Faulkner came closest to defining the pull the past has on the present and future when he was asked by a student at the University of Virginia why he wrote long sentences. Here is Mr. Faulkner’s answer:
“Also, to me, no man is himself; he is the sum of his past. There is no such thing really as “was” because the past IS. It is a part of everyman, every woman and every moment. And so a man, a character in a story at any moment of action, is not just himself as he is then. He is all that made him, and the long sentence is an attempt to get his past and possibly his future into the instant in which he does something.”
Men carry their past around inside them precisely in the way Aeneas, the chief figure in Virgil’s Aeneid, carries his father on his shoulders from burning Troy – towards Rome, the shining and as yet featureless future. The past is father to the man. And as a determinant of human action, it is more alive – more causative -- than many other springs of human action. This alone would account or Mr. Hosley’s drive: His sense that place and nature, if not sacred, is at least fatherly. Like Aeneas, we should preserve the past from armies of the night because it has made us what we are, and we owe to it the kind of affection a son owes to his father or a daughter to her mother. In the spirit of Mr. Faulkner, we might say a place is never just a place; it is the wellspring of human action, which occurs at the very center of our being, the place where “was” struggles with and overcomes “is,” an inchoate, featureless dot in time, more a stage of human action than the drama itself. When men and women gaze into the dark well of their own souls and ask themselves the question” Who am I?” they will find, more often than not, that they are has-beens.
Mr. Hosley has worked tirelessly to sell Connecticut to Connecticut and the world. During his tenure at "Creating Sense of Place for Connecticut,” Mr. Hosley has unearthed a goldmine of Connecticut sites that otherwise would have been lost even to nutmeggers who have lived here their entire lives. This kind of selfless activity ought to be acknowledged and praised. In his case, the struggle is its own reward. His endeavor is ambitious: nothing less that the re-presentation of the past to those fortunate few of us who remain in the present.

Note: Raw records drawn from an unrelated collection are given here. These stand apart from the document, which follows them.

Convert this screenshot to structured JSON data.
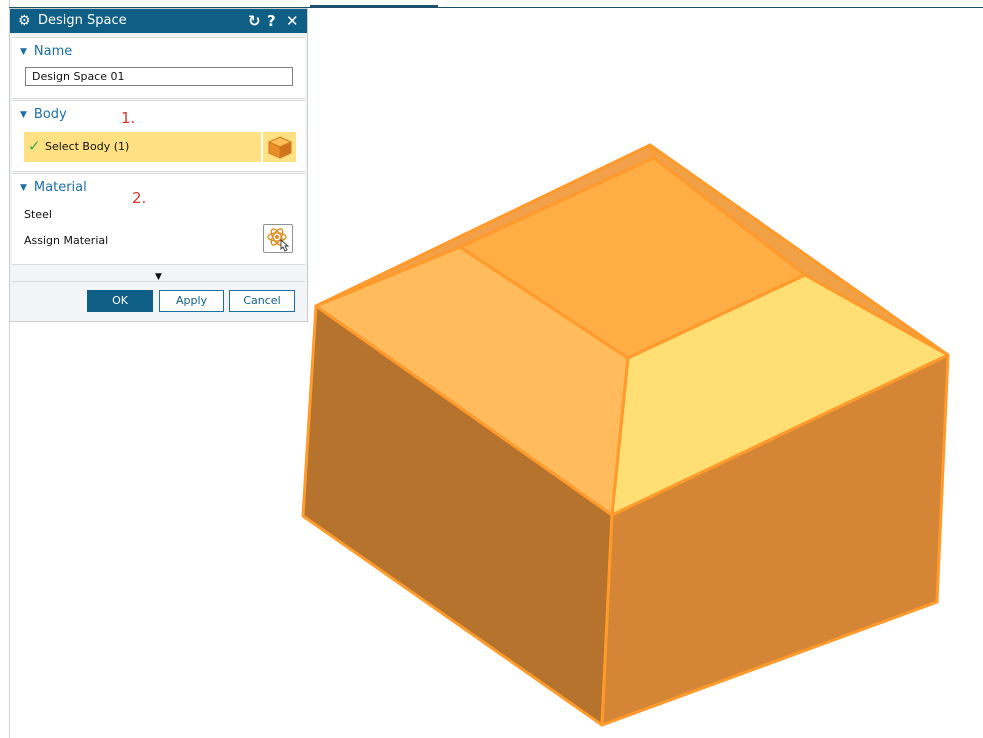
{
  "dialog": {
    "title": "Design Space",
    "title_icon": "gear-icon",
    "reset_glyph": "↻",
    "help_glyph": "?",
    "close_glyph": "✕"
  },
  "sections": {
    "name": {
      "header": "Name",
      "value": "Design Space 01"
    },
    "body": {
      "header": "Body",
      "select_label": "Select Body (1)",
      "annotation": "1."
    },
    "material": {
      "header": "Material",
      "annotation": "2.",
      "value": "Steel",
      "assign_label": "Assign Material"
    }
  },
  "buttons": {
    "ok": "OK",
    "apply": "Apply",
    "cancel": "Cancel"
  },
  "colors": {
    "accent": "#0f5e86",
    "selection": "#ffe083",
    "annotation": "#d23a2a",
    "body_top_center": "#ffad45",
    "body_top_left": "#ffbb5c",
    "body_top_right": "#ffdf73",
    "body_top_back": "#f2a04a",
    "body_side_left": "#b5732d",
    "body_side_right": "#d48636",
    "body_edges": "#ff9a2b"
  }
}
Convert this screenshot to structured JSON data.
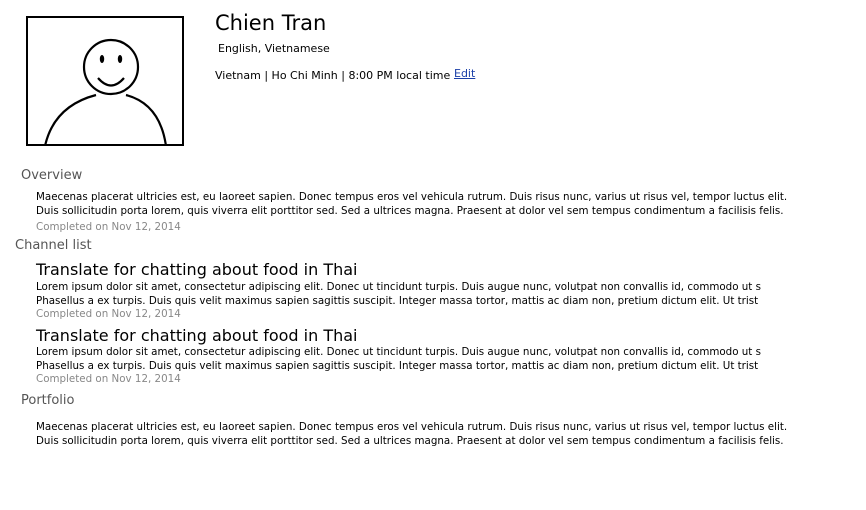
{
  "profile": {
    "name": "Chien Tran",
    "languages": "English, Vietnamese",
    "location": "Vietnam | Ho Chi Minh | 8:00 PM local time",
    "edit_label": "Edit",
    "avatar_icon": "user-avatar-icon"
  },
  "overview": {
    "heading": "Overview",
    "lines": [
      "Maecenas placerat ultricies est, eu laoreet sapien. Donec tempus eros vel vehicula rutrum. Duis risus nunc, varius ut risus vel, tempor luctus elit.",
      "Duis sollicitudin porta lorem, quis viverra elit porttitor sed. Sed a ultrices magna. Praesent at dolor vel sem tempus condimentum a facilisis felis."
    ],
    "completed": "Completed on Nov 12, 2014"
  },
  "channels": {
    "heading": "Channel list",
    "items": [
      {
        "title": "Translate for chatting about food in Thai",
        "lines": [
          "Lorem ipsum dolor sit amet, consectetur adipiscing elit. Donec ut tincidunt turpis. Duis augue nunc, volutpat non convallis id, commodo ut s",
          "Phasellus a ex turpis. Duis quis velit maximus sapien sagittis suscipit. Integer massa tortor, mattis ac diam non, pretium dictum elit. Ut trist"
        ],
        "completed": "Completed on Nov 12, 2014"
      },
      {
        "title": "Translate for chatting about food in Thai",
        "lines": [
          "Lorem ipsum dolor sit amet, consectetur adipiscing elit. Donec ut tincidunt turpis. Duis augue nunc, volutpat non convallis id, commodo ut s",
          "Phasellus a ex turpis. Duis quis velit maximus sapien sagittis suscipit. Integer massa tortor, mattis ac diam non, pretium dictum elit. Ut trist"
        ],
        "completed": "Completed on Nov 12, 2014"
      }
    ]
  },
  "portfolio": {
    "heading": "Portfolio",
    "lines": [
      "Maecenas placerat ultricies est, eu laoreet sapien. Donec tempus eros vel vehicula rutrum. Duis risus nunc, varius ut risus vel, tempor luctus elit.",
      "Duis sollicitudin porta lorem, quis viverra elit porttitor sed. Sed a ultrices magna. Praesent at dolor vel sem tempus condimentum a facilisis felis."
    ]
  },
  "colors": {
    "link": "#1a3fa8",
    "heading": "#555555",
    "meta": "#888888"
  }
}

Generously bestrewing compliments, G. K. Chesterton once said of tradition – by which he meant a living history informed by the past:
“Tradition means giving a vote to most obscure of all classes, our ancestors. It is the democracy of the dead. Tradition refuses to submit to the small and arrogant oligarchy of those who merely happen to be walking about. All democrats object to men being disqualified by the accident of birth; tradition objects to their being disqualified by the accident of death. Democracy tells us not to neglect a good man’s opinion, even if he is our groom; tradition asks us not to neglect a good man’s opinion, even if he is our father.”